Sementara itu, di luar Jawa, pembangunan jaringan kereta api masih sangat terbatas. Pulau Sumatera memang sudah memiliki rel, namun konektivitasnya belum sepenuhnya terwujud. Pulau Kalimantan bahkan belum memiliki jaringan kereta api sama sekali. Di Pulau Sulawesi, baru terbangun sekitar 100 kilometer rel.

“Nah dengan demikian arahan Bapak Presiden untuk mengembangkan jaringan kereta di Sumatera, Kalimantan, dan Sulawesi ini menjadi strategis,” ujar AHY dalam kesempatan tersebut.
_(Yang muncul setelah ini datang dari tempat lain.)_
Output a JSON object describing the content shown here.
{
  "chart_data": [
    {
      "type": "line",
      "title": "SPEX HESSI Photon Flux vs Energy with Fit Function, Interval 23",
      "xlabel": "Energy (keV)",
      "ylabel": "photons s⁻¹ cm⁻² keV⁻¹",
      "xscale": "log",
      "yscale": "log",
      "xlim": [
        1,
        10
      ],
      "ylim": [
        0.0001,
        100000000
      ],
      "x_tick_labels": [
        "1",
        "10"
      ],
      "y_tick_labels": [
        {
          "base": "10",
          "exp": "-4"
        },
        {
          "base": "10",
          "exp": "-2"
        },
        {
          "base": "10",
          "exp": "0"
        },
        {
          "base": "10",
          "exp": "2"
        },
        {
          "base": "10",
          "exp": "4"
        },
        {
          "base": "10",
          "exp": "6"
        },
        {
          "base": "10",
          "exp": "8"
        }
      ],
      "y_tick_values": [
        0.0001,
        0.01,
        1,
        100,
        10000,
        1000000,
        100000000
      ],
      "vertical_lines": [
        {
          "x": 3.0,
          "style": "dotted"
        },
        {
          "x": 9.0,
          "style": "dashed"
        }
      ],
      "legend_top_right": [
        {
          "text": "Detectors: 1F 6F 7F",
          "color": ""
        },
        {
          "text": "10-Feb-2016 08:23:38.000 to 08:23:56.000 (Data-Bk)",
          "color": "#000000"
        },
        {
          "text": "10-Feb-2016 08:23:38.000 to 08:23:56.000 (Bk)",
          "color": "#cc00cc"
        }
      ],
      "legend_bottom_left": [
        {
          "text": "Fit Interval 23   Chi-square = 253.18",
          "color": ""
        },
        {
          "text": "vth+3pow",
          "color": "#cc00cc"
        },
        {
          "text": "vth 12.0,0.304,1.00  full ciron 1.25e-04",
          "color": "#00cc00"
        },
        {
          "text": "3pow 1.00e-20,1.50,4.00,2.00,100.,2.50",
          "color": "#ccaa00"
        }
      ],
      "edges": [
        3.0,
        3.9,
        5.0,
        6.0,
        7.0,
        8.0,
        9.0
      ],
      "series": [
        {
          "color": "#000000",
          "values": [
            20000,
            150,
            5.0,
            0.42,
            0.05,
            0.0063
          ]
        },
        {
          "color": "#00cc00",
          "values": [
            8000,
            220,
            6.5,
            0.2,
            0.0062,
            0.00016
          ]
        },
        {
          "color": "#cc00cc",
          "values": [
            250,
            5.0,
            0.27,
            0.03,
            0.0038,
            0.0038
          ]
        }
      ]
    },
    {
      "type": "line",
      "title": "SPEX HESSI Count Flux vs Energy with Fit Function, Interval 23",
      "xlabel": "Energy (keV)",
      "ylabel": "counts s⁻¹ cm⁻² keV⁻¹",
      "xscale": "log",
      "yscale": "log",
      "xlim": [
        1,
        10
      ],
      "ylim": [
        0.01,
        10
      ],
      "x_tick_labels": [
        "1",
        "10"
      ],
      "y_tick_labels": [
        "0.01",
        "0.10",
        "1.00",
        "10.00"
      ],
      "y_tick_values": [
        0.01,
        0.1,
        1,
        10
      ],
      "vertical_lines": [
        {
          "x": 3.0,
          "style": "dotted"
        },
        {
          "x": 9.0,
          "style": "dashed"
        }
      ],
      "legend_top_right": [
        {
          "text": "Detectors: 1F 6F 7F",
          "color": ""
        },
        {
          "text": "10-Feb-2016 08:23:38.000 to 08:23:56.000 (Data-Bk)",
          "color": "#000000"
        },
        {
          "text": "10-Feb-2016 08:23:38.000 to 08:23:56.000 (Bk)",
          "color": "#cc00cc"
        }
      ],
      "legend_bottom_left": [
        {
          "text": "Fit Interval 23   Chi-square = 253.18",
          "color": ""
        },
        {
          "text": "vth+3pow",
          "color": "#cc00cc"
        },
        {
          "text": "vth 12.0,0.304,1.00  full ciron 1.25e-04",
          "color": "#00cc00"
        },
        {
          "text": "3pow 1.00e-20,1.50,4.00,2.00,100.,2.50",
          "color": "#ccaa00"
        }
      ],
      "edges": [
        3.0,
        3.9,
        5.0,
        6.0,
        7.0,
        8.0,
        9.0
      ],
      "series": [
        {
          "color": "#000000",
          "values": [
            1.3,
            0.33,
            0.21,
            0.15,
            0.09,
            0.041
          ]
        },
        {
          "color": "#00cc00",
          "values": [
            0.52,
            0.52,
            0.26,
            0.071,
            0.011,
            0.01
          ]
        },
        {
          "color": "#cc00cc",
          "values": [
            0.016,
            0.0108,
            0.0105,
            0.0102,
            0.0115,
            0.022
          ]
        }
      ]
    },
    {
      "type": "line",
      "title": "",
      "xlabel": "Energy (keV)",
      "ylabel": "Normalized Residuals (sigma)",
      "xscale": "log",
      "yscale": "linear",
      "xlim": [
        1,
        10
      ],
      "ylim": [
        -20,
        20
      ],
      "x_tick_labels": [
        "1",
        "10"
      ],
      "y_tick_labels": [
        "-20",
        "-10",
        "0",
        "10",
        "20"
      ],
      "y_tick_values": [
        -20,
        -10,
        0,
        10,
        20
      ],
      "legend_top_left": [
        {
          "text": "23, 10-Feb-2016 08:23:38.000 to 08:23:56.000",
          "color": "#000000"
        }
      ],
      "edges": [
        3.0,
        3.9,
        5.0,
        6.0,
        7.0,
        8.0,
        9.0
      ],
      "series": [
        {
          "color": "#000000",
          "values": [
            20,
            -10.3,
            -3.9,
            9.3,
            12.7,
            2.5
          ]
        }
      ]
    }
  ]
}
Pengembangan jaringan kereta api ini merupakan bagian dari program prioritas pemerintah dalam pilar infrastruktur dan pembangunan kewilayahan. AHY menekankan pentingnya pengembangan ini untuk mendukung distribusi logistik, terutama di wilayah-wilayah yang kaya akan Sumber Daya Alam (SDA).

Estimasi Anggaran Rp 1.200 Triliun

Untuk mewujudkan ambisi reaktivasi dan pembangunan 14.000 kilometer rel kereta api tersebut, pemerintah memperkirakan membutuhkan anggaran fantastis sebesar Rp 1.200 triliun. Angka ini merupakan estimasi awal yang akan terus disempurnakan berdasarkan kajian lebih mendalam mengenai kondisi geografis dan kebutuhan spesifik di setiap wilayah.

Advertisement

“Jika kita ingin menambah katakanlah tadi 14.000 kilometer ini sekian tahun ke depan, maka biayanya itu diperkirakan sekitar Rp 1.200 triliun,” jelas Ketua Umum Partai Demokrat tersebut.

Dengan asumsi target pengembangan dilakukan selama 20 tahun, hingga tahun 2045, kebutuhan anggaran tahunan diperkirakan berkisar antara Rp 60 triliun hingga Rp 65 triliun.

Skema Pembiayaan Beragam

Dalam mendorong pembiayaan proyek infrastruktur kereta api ini, pemerintah akan menjajaki berbagai skema. Mulai dari pemanfaatan Anggaran Pendapatan dan Belanja Negara (APBN) dan Anggaran Pendapatan dan Belanja Daerah (APBD), hingga skema Kerjasama Pemerintah dan Badan Usaha (KPBU). Selain itu, investasi dari sektor swasta domestik maupun investor luar negeri juga akan terus didorong.

Lebih lanjut, AHY menambahkan bahwa pengembangan jaringan kereta api nasional ini juga diharapkan dapat memperkuat kemandirian industri perkeretaapian Indonesia. Hal ini akan dicapai melalui penguatan ekosistem industri dalam negeri yang terintegrasi.